The first signs of an eruption at the caldera will more than likely begin as steam blasts or hydrothermal increases in activity. These produce shallow reservoirs of steam or hot water rather than flows of molten rock. These are the sources of Yellowstone’s famous hot springs and geysers, like Old Faithful.

Then, we will begin to see small explosive eruptions that throw ash, pumice, and molten lava into the surrounding environment.  The worst case scenario will be if another catastrophic caldera-forming eruption were to occur like it did 400,000 years ago.

For now, just watch for the earthquakes rumbling beneath this magnificent wildlife area, and when the steam begins to ramp up the geysers, start looking a bit more closely.





Large Alaska Quakes Are At It Again

A map of Alaska

Atka, Alaska is on the Alaskan Aleutian Island Chain located on the Pacific Ring of Fire.

If you want some excitement in your life, go to the hamlet of Atka, Alaska. So far this month, Atka has had several powerful earthquakes, and the small community has a volcano just outside its city limits.

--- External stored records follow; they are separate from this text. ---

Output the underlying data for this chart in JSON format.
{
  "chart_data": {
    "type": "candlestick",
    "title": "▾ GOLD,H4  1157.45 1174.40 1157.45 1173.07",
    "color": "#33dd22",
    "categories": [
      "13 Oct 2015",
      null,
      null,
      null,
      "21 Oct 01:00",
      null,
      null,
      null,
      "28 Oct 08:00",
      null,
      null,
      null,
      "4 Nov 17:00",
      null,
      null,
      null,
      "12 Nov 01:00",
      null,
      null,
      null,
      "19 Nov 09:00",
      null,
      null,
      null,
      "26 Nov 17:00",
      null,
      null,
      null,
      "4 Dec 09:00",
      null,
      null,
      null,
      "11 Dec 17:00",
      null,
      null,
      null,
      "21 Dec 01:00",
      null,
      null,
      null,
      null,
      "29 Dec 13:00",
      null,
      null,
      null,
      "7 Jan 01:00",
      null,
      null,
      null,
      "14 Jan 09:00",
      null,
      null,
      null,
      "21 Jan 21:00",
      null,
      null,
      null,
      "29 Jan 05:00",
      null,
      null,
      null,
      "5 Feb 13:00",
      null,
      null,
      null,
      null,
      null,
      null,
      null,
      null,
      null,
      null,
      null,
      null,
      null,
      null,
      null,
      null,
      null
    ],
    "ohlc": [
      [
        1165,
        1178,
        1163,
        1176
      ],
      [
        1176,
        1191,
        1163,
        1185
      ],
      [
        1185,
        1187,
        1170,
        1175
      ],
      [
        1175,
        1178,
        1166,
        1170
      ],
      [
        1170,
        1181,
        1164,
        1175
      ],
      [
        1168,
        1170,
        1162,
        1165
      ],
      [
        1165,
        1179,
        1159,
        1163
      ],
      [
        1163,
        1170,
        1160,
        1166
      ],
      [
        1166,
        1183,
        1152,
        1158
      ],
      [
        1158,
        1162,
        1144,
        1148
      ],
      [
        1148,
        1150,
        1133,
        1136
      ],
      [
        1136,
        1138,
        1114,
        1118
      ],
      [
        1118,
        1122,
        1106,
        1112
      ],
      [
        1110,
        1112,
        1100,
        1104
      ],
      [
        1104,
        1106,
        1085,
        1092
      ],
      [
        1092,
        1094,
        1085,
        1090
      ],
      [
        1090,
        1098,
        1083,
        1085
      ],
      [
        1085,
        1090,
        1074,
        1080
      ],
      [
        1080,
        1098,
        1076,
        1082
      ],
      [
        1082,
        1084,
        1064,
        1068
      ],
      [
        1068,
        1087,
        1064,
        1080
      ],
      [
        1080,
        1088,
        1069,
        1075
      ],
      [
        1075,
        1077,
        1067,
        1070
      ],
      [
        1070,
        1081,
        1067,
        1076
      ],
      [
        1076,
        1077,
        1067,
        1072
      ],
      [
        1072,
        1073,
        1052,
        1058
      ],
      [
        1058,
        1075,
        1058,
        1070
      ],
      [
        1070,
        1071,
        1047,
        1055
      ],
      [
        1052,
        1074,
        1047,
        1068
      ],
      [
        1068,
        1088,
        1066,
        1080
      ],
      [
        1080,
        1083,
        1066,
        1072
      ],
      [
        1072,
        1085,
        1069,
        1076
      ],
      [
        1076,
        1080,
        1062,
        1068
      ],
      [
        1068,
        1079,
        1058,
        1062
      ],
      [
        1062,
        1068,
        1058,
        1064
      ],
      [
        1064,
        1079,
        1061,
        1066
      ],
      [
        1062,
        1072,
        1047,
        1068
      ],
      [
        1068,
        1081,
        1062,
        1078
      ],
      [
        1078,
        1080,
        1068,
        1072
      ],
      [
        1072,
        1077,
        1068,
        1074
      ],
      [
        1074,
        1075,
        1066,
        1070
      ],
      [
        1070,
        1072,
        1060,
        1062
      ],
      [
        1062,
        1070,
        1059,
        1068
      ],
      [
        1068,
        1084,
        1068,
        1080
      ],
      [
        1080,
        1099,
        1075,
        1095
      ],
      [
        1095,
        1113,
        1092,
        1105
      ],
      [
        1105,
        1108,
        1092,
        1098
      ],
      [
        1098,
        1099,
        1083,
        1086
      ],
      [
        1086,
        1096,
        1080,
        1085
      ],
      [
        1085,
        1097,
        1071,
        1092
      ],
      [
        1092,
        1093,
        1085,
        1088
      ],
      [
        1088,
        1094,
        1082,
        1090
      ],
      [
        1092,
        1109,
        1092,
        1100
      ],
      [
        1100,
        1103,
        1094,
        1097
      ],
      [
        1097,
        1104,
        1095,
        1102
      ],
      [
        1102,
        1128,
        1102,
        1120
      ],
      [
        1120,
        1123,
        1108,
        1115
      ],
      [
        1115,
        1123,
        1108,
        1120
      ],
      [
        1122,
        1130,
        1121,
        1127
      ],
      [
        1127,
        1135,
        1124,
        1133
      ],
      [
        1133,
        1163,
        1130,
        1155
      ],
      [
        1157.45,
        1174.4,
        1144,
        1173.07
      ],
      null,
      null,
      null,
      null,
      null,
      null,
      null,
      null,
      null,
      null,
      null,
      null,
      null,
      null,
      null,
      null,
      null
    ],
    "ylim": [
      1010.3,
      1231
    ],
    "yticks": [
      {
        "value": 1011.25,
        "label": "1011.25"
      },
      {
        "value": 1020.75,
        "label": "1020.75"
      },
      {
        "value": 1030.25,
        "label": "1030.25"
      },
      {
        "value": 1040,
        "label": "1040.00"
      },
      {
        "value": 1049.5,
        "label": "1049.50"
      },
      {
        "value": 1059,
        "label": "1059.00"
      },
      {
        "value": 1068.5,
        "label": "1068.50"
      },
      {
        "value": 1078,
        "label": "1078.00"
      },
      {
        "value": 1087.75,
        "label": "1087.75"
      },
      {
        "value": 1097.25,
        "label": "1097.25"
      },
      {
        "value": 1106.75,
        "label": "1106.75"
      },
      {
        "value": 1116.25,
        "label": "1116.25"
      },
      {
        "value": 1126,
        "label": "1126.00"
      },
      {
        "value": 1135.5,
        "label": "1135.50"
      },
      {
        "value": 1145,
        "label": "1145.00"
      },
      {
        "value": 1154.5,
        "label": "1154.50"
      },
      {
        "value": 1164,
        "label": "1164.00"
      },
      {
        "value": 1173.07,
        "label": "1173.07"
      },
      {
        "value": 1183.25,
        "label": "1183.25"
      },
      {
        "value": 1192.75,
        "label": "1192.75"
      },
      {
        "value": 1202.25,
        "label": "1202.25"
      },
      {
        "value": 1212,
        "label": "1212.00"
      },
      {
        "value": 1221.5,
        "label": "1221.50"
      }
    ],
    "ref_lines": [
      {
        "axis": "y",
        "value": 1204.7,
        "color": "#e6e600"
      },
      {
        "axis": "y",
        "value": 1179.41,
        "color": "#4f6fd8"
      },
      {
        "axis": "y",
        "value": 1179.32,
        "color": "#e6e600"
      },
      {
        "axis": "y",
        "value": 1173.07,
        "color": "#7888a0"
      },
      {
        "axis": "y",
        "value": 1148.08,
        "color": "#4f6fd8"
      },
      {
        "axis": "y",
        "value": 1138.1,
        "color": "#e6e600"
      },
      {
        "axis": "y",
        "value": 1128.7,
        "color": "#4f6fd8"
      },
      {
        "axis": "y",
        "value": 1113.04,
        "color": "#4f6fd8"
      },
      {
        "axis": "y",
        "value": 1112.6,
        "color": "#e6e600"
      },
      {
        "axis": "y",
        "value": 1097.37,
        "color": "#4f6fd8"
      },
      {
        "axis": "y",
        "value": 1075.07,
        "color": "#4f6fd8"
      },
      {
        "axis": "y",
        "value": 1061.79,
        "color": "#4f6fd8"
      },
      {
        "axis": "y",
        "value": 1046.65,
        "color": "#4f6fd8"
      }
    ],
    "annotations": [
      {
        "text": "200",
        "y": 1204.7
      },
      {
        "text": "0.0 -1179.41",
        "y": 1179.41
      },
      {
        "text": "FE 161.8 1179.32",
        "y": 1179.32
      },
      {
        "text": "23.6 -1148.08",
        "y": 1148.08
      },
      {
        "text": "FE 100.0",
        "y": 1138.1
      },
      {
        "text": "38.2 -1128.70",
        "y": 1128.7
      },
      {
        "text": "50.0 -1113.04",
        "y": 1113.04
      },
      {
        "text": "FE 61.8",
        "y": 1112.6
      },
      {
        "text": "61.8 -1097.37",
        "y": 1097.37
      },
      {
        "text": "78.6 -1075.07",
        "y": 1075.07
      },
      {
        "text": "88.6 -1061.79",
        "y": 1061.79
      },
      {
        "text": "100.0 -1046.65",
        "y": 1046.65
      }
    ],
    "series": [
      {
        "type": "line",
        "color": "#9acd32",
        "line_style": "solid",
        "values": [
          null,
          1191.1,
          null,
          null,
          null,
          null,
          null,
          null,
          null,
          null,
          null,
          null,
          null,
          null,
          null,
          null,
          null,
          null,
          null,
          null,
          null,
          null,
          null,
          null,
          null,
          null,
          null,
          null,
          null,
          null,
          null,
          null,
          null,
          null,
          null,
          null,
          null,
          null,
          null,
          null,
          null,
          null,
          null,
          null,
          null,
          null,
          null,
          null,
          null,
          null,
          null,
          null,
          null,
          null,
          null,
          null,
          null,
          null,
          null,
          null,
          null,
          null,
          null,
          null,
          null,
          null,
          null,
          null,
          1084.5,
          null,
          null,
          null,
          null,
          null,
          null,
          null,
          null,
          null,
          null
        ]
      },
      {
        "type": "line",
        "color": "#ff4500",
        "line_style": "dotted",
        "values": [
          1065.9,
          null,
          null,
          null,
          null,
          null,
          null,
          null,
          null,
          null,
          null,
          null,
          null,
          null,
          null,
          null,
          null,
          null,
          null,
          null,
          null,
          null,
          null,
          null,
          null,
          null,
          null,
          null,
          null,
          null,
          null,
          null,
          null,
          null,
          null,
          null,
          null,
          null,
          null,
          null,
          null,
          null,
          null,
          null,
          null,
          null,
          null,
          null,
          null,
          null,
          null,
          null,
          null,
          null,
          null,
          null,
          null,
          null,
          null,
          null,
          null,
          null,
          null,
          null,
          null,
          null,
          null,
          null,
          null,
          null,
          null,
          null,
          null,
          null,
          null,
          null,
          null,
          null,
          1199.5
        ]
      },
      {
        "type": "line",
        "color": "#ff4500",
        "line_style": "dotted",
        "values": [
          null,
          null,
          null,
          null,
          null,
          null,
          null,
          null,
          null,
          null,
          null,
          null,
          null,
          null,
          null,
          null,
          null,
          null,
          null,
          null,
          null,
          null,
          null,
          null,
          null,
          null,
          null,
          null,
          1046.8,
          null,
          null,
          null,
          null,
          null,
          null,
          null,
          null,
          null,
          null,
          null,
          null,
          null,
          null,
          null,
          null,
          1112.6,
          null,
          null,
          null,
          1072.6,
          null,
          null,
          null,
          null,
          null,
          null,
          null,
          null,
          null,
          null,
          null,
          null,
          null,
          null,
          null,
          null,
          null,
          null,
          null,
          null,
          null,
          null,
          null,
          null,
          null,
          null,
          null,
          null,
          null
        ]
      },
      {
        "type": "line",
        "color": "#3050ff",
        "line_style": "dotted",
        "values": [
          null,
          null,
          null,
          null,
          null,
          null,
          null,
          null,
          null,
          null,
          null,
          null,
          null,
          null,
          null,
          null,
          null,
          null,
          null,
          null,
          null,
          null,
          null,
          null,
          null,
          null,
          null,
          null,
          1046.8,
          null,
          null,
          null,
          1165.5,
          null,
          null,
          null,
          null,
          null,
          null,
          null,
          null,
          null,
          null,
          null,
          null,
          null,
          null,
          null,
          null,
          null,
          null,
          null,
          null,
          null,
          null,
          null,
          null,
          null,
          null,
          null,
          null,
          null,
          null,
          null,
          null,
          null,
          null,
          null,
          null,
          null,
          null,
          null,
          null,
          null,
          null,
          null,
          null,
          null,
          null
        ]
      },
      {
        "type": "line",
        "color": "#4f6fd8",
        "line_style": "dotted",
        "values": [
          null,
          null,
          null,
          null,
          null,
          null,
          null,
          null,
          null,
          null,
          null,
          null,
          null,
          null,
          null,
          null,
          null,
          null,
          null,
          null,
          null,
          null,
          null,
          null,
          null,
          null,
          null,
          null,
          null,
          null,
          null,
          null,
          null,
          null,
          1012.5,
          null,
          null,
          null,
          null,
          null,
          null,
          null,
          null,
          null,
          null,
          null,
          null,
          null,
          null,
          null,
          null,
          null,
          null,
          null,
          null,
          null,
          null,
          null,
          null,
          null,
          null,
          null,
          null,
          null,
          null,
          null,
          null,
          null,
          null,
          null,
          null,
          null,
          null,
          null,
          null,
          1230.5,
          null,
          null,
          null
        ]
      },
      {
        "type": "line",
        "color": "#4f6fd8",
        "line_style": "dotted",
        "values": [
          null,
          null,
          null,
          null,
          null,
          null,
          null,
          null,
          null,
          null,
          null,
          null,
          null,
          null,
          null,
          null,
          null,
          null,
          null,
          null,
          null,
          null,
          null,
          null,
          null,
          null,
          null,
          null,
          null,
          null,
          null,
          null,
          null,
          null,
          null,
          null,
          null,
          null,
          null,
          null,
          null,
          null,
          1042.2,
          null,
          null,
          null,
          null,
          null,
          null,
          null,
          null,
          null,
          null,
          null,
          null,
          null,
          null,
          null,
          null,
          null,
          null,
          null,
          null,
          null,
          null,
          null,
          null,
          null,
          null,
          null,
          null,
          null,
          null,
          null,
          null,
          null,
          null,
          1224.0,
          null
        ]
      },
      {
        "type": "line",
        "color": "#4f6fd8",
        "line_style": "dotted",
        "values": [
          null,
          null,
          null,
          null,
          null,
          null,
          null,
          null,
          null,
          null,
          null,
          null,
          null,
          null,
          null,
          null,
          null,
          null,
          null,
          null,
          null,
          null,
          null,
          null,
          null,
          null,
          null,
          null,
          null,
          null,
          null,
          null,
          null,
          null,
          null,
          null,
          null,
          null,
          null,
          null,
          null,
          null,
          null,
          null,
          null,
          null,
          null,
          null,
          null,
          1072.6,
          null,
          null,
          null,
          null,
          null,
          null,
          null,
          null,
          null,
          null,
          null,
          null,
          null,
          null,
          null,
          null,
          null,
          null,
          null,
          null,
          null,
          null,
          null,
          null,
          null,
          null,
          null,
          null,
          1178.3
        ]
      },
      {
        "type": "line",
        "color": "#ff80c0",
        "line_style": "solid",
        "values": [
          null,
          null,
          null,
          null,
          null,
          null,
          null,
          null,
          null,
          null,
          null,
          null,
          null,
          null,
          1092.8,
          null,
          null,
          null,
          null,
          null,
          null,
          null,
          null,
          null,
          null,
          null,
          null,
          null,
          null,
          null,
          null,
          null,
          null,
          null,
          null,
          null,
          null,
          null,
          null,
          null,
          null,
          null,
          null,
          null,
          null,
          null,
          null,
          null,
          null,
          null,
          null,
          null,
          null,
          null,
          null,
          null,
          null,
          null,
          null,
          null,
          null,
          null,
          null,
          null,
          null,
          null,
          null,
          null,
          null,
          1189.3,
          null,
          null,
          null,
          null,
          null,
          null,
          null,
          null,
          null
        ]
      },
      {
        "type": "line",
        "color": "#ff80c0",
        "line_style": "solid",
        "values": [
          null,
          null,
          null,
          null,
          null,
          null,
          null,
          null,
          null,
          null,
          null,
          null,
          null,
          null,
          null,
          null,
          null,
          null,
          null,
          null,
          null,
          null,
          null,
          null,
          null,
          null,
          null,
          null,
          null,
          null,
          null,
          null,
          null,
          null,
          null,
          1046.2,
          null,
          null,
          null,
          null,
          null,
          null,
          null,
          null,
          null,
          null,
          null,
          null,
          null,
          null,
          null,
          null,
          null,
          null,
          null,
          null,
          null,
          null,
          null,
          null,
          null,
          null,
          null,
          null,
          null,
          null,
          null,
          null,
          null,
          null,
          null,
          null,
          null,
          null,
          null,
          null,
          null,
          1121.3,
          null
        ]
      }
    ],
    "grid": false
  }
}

Who needs cable television?

Last week, Alaska and Canada both had a round of powerful earthquakes, and the volcanoes along the Aleutian Islands in Alaska are building up pressure.

Atka Earthquakes

Today, Saturday September 14, 2013, Atka is at it again – there have been 5 earthquakes (so far) over 5.0 magnitude that occurred within an hour.

Merely 10 days before, on Wednesday September 4, 2013, a 6.5 magnitude quake struck in the same location southwest of Atka.

The following quakes occurred on Saturday southwest of Atka, all within an hour:

  1. 5.0
  2. 5.4
  3. 5.8
  4. 5.3
  5. 5.2

Atka Volcanoes

Atka volcano is the largest volcanic center in the central Aleutians, and is surrounded by 8 satellitic volcanoes.

Korovin volcano is the highest point on Atka Island along the Aleutian Islands chain. Korovin is a side vent to the main Atka shield volcano, and is the highest point on the island.

Korovin last erupted in 2006, but with earthquake activity increasiing around Atka today, I’d expect some volcanic activity to follow.

Alaska Volcanoes

A picture of the White Island volcano

Volcanic eruptions are increasing along the Alaskan Peninsula.

Two of Alaska’s most active volcanoes—Pavlof and Cleveland—are currently erupting.

Located close to the western end of the Alaska Peninsula, Pavlof is one of the most active volcanoes in the Aleutian arc, having erupted more than 40 times since the late 1700’s. Pavlof has been erupting since May 13, 2013.

Keep a watchful eye on our 49th State. Alaska is rockin’ and rollin’ and heatin’ up these days.